The finance ministry senior official pegged growth at 5.5% in the third quarter.

Ghosh said sectors such as construction, real estate, cement and fast-moving consumer goods were likely to witness a decline in sales in the third quarter and then a recovery. 

However, companies in construction - with a high share of government orders - were likely to be less impacted, he said.

The Central Statistics Office (CSO) has estimated the economy would grow 7.1% in 2016-17. But, since it did not take into account the impact of demonetisation, the CSO will come out with the second Advance Estimates and also third-quarter GDP figures on February 28. 

Ghosh said if one went by the CSO estimate, growth in the third and fourth quarters would be around 6.1% and 7.8%, respectively, which was impossible, given the extent of the liquidity shock that had led to drastic consumer spending cuts. 

As such, the CSO would revise downwards the estimates for 2016-17, perhaps for the first time, Ghosh said.

However, there are views also.
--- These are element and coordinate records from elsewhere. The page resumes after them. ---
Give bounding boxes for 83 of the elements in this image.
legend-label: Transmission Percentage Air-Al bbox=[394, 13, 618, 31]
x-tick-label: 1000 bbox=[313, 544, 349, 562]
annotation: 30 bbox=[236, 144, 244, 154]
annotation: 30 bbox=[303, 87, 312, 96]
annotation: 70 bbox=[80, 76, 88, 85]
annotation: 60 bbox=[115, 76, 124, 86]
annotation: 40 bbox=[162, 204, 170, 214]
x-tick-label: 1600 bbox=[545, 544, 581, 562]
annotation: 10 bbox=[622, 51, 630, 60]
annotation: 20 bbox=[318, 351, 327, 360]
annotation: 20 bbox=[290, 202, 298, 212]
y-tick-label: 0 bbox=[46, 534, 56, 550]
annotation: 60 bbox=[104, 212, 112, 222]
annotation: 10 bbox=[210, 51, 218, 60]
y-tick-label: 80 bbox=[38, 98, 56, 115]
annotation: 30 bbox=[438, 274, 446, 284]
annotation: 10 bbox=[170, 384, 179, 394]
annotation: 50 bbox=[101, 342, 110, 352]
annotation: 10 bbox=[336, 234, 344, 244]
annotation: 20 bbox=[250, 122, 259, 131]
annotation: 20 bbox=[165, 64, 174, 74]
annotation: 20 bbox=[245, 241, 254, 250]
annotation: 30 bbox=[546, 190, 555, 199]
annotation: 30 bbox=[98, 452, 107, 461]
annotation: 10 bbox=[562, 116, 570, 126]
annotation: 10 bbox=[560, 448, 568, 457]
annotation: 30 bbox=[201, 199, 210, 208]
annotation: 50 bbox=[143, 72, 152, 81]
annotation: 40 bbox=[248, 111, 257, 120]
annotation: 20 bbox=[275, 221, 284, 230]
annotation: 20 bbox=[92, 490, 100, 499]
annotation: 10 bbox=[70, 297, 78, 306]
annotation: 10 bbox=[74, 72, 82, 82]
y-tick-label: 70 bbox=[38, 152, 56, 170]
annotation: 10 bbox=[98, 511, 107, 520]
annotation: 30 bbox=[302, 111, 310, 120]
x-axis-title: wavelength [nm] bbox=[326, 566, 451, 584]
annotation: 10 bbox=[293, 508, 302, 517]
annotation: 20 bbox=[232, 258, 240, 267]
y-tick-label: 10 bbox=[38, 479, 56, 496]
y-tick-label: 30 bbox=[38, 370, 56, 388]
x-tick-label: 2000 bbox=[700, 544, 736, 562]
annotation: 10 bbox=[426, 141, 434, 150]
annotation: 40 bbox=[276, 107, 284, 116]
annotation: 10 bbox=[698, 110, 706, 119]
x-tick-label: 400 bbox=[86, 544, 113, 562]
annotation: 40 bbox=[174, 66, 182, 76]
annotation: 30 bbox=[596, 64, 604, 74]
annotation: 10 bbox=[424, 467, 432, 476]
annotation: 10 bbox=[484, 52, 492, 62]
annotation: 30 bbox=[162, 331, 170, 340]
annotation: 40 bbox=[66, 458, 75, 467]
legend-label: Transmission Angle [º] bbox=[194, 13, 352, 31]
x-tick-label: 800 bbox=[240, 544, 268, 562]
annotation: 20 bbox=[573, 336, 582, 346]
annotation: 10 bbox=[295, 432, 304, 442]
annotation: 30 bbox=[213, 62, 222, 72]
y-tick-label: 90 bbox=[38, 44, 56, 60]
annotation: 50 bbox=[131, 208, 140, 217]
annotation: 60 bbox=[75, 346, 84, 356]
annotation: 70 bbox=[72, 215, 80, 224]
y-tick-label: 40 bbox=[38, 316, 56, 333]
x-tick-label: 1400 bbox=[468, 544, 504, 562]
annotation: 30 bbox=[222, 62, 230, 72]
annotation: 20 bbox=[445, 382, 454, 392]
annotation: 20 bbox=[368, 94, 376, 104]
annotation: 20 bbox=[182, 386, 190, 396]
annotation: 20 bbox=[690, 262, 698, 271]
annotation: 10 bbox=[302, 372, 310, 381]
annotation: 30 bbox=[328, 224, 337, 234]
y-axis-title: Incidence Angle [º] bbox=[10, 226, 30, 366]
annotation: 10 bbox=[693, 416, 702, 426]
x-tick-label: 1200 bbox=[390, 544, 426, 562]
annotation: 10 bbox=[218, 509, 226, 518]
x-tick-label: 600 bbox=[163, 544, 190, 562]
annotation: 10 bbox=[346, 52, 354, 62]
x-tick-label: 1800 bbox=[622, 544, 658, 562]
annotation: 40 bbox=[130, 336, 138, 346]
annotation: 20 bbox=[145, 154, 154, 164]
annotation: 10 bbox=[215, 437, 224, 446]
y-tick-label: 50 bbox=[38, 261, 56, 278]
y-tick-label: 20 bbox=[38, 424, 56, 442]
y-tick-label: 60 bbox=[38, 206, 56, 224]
Aditi Nayar of Icra said that GDP growth was likely to be 6.5% in the third quarter. While the note ban would selectively affect some sub-sectors of manufacturing and services, the robust kharif harvest was expected to contribute to a turnaround in the performance of agriculture, forestry and fishing, she said.

She pegged agriculture and allied sector growth at five% in the third quarter, against one% contraction in the corresponding quarter of the previous financial year.

“Since the early estimates of quarterly figures would rely heavily on the available data from the formal sector, which is expected to have weathered the note ban better than the informal sector, the first estimates of the third quarter might not fully capture the impact of the note ban. Subsequent estimates that draw from wider data sources might well revise the growth downward,” she added.